# Let $f$ have a jump discontinuity at $x_0$. Show that $f(x_1), f(x_2), \ldots$ has at most two limit-points.

This is a question I understand intuitively but am having trouble proving rigorously:

Let $f$ have a jump discontinuity at $x_0$. Show that if $x_1, x_2, . . .$ is any sequence of points in the domain of $f$ converging to $x_0$, with no $x_j$ equal to $x_0$, then the sequence $f(x_1), f(x_2), . . .$ has at most two limit-points.

Since there is a jump, there is going to be a limit point from the left and from the right. I am picturing a graph where there is a break in the line, so from the left $f(x)$ will approach say $a$, and from the right $f(x)$ will approach $b$. How can I prove that there cannot be greater than two limit points?

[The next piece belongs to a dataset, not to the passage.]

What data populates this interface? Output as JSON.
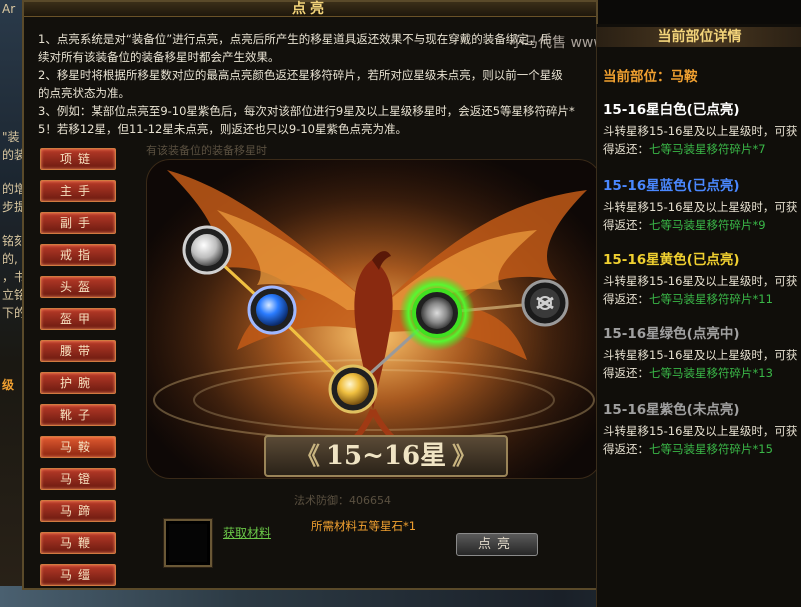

• It depends on your definition of "limit point". The fact should be provable for any correct definition, but some definitions can make it easier than others. – David K Mar 1 '15 at 22:45

Hint: Consider the indices $j$ such that $x_j<x_0$. Then split your sequence into those $x_j$ with $x_j<x_0$ and $x_j>x_0$. These two subsequences each converge to the different limit values of $f$ at $x_0$ and the union of the two subsequences gives the entire sequence.
It all depends on how you define jump discontinuity. If it means the limit exists from the left and also from the right, then for any sequence converging to $x_0$ you will either get arbitrarily close from the right or left (or both) and then you are basically done.